Date of Award

12-2008

Degree Type

Dissertation

Degree Name

Doctor of Philosophy

Major

Sociology

Major Professor

Stephanie A. Bohon

Committee Members

Asafa Jalata, Robert Emmet Jones, Anita Driver

Abstract

In recent years, the term globalization and the global economy have caught the attention of scholars and popular media. Many of the aspects of globalization serve to create push and pull factors that encourage labor migration about the globe as individuals seek to establish some form of economic stability. The sending of money back to country of origin or remittances is often a result of this movement. This study uses data from the New Immigrant Survey to examine the characteristics of United States immigrants who have received “green cards” (granted legal permanent resident status) and who engage in remittance behavior. The study also seeks to bridge a gap between macro- and micro-approaches to understanding the willingness of immigrants to remit as well as examining the dollar amounts returned to country of origin and the propensity to use in-kind remittances or the sending of goods to friends and family who remain in the immigrant’s country of origin.

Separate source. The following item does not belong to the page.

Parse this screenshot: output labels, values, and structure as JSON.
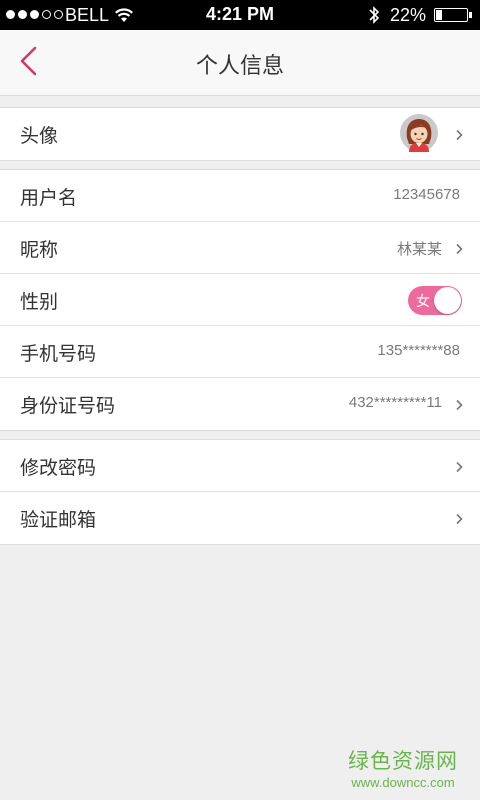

In an effort to examine the global and local aspects of remittance sending, predictors were chosen from both Demography studies and Globalization theory. These predictors of remittance behavior were analyzed in separate models and in combination. The results suggest that a holistic approach to understanding remittance behavior rather than a discipline specific approach provide a better understanding of immigrants and the characteristics that promote remittance sending. The results also suggest that cash remittances and in-kind remittances represent two distinctly different approaches and means to providing for friends and family left behind. Cash remittances are seen as a method of economic survival and possible advancement in country of origin but in-kind remittances represent more of a gift-giving activity by immigrants with greater levels of expendable income.

Both migration and remittance decisions are complex decisions that involve numerous individuals with in the household of those encouraged to migrate. An expanded knowledge of this process will help scholars and policy makers develop useful and efficient programs in the future.